Irrespective of this, children in Germany are already exposed to hazards right from the womb and early childhood, e.g. through waste, pesticides, residue in food and water, and other sources of environmental pollution that can have direct and long-term consequences. Systematic data on children’s exposure to pollutants has been collected as part of the German Environmental Survey for Children and Adolescents conducted by the German Federal Environment Agency, and the German KiGGS studies on the health of children and adolescents. They show that the young generation is particularly at risk of environmentally related health problems, such as respiratory disorders and allergies. But it is primarily in developing countries that environmental pollution and climate change are deteriorating living conditions for children and adolescents. Extreme droughts, poor harvests and floods are intensifying famines, migration, armed conflict and the outbreak of diseases such as malaria and diarrhoeal diseases in many regions of the world.
Young people must be informed and be able to participate in future-focused discussions and decisions affecting them. This requires preparing information and giving them platforms to participate. To date, child-friendly environmental education and appropriate activities for sustainable development as per the ‘Education for sustainable development’ National Action Plan have been inadequate in Germany, even though young people are increasingly calling for these.

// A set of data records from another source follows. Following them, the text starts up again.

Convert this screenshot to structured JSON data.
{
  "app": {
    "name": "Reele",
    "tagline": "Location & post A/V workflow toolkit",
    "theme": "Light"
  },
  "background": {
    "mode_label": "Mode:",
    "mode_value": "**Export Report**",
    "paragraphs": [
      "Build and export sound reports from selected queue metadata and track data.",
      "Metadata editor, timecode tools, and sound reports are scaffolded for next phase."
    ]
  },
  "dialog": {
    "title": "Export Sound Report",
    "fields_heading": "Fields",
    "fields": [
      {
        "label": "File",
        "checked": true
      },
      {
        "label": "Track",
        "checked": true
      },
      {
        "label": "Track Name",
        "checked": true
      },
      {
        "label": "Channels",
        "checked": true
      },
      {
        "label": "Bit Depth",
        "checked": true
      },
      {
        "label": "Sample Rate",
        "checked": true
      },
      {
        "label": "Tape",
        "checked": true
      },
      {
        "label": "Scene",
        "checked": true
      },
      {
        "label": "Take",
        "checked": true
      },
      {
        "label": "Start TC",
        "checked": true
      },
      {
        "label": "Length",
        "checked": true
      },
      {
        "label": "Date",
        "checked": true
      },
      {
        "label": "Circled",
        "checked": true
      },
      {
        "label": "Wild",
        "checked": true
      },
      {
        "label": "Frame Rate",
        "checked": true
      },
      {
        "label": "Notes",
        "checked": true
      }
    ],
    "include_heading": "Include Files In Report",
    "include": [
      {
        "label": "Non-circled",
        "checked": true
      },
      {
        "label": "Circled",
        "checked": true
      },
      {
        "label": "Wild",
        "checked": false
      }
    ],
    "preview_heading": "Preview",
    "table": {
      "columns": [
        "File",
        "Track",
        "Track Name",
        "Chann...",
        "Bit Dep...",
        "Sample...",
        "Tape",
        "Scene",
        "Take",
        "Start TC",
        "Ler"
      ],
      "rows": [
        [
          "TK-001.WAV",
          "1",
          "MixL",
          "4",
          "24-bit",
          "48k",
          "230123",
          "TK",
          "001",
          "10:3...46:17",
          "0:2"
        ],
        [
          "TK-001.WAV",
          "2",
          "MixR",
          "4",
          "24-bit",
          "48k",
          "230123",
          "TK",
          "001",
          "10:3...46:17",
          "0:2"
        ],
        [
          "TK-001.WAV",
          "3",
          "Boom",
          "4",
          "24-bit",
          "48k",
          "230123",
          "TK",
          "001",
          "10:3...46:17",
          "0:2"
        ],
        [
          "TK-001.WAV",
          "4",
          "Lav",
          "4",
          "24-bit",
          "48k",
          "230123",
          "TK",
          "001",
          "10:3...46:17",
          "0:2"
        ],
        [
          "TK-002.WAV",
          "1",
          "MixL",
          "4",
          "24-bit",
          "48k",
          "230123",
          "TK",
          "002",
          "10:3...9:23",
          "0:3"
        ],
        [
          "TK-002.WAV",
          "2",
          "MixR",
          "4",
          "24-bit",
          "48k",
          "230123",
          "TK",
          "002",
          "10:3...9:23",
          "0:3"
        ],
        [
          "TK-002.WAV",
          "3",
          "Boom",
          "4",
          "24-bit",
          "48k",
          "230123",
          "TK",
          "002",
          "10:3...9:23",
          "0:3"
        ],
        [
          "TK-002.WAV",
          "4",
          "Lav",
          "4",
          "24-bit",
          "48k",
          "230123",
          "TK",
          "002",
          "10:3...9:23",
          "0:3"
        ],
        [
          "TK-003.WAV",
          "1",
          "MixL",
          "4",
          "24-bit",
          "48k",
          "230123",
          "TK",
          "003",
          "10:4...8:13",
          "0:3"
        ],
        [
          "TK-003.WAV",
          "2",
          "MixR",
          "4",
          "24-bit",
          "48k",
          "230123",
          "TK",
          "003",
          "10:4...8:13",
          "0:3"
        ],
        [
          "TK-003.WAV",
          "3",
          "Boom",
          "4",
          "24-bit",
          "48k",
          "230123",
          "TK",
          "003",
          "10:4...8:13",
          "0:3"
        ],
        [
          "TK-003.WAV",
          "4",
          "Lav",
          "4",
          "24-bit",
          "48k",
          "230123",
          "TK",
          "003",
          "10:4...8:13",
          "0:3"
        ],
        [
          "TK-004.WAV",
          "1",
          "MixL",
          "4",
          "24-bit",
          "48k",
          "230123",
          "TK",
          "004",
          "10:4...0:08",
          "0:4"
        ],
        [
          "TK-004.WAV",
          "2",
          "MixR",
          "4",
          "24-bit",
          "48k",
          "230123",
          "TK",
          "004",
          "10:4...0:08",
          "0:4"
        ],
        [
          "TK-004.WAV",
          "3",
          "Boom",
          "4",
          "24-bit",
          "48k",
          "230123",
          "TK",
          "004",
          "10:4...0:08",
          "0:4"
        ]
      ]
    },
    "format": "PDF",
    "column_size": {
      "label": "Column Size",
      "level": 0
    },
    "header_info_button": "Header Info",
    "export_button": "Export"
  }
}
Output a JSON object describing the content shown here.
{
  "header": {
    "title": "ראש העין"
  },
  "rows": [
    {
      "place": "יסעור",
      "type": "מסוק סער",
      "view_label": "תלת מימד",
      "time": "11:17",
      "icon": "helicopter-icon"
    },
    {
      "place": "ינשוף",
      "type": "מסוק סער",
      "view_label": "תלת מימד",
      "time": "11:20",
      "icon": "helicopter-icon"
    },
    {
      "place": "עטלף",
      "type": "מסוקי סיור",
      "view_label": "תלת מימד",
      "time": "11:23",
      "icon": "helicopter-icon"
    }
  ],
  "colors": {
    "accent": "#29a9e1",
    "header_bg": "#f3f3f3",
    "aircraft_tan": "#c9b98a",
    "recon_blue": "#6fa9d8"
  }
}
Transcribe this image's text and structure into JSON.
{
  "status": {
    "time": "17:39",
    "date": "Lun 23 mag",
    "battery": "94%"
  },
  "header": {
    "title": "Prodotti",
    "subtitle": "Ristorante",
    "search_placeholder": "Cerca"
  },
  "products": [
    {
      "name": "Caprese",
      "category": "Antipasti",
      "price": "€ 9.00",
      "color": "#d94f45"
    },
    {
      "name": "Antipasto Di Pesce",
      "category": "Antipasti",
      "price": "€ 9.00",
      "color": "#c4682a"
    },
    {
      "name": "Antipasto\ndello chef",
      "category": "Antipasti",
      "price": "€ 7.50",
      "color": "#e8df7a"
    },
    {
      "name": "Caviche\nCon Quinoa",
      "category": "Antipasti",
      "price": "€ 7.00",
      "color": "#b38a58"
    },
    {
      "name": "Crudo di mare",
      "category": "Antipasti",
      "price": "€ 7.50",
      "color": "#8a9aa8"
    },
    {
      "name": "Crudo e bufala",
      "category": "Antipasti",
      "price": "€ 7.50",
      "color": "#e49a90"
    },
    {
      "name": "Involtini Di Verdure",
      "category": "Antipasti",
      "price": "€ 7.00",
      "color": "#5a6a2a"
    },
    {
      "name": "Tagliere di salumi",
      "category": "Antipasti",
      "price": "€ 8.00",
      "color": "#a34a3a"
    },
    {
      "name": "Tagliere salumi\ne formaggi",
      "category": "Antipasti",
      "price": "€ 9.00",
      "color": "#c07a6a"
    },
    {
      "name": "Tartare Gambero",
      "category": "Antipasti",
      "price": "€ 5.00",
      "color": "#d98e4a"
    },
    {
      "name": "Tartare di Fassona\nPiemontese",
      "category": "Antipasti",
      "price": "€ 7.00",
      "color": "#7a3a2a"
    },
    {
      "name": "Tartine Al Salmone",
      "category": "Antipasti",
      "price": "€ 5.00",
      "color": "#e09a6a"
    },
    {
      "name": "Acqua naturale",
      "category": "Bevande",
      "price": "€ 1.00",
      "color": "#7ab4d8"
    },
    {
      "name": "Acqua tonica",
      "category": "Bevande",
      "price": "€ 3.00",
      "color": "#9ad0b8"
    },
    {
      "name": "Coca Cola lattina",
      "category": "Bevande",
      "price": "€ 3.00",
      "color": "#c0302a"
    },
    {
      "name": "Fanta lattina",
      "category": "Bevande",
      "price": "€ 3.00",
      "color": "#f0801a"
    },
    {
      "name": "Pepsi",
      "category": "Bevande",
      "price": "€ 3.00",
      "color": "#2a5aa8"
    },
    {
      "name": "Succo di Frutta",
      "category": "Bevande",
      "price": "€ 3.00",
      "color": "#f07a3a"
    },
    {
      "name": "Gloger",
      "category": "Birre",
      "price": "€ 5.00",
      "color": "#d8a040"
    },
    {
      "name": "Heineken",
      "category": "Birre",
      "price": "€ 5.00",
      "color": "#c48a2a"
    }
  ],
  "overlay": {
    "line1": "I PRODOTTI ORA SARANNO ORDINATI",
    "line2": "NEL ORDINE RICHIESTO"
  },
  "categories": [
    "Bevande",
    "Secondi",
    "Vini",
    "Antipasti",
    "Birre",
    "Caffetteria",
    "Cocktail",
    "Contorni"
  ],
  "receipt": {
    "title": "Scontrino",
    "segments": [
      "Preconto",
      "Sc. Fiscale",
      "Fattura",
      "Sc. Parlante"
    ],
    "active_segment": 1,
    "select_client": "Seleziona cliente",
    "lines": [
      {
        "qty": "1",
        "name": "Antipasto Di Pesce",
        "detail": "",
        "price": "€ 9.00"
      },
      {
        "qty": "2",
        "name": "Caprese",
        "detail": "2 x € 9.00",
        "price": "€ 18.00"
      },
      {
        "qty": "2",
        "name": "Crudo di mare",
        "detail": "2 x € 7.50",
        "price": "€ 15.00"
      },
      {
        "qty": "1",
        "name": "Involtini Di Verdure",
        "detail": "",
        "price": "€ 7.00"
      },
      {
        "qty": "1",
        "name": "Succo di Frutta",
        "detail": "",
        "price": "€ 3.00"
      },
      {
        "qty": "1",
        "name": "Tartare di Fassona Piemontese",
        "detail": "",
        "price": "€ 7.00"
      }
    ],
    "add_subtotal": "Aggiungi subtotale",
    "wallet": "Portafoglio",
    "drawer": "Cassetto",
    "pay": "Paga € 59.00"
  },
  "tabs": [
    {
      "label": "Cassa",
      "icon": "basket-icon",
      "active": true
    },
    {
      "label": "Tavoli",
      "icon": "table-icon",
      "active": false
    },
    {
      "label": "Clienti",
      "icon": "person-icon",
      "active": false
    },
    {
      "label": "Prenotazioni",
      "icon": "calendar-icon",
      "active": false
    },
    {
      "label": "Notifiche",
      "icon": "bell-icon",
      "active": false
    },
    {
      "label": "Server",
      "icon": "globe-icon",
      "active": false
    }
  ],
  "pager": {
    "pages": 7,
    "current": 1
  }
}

- The National Coalition Germany recommends that the UN Committee call on the German federal government to
- 34. Uphold the Paris Agreement, taking into account the 1.5-degree target;
- 35. Integrate children’s rights into the national and international climate strategy;
- 36. Increasingly focus its environmental policy and protection activities on children’s rights, also taking into account the economic activities of German businesses worldwide and the externalisation of environmental costs;
- 37. take into account greater and more effective protection of children’s environmental rights as part of international and development cooperation and call for stronger protection;
- 38. Uphold the right to high-quality education, and effectively and comprehensively implement the ‘Education for sustainable development’ National Action Plan’ with appropriate financing.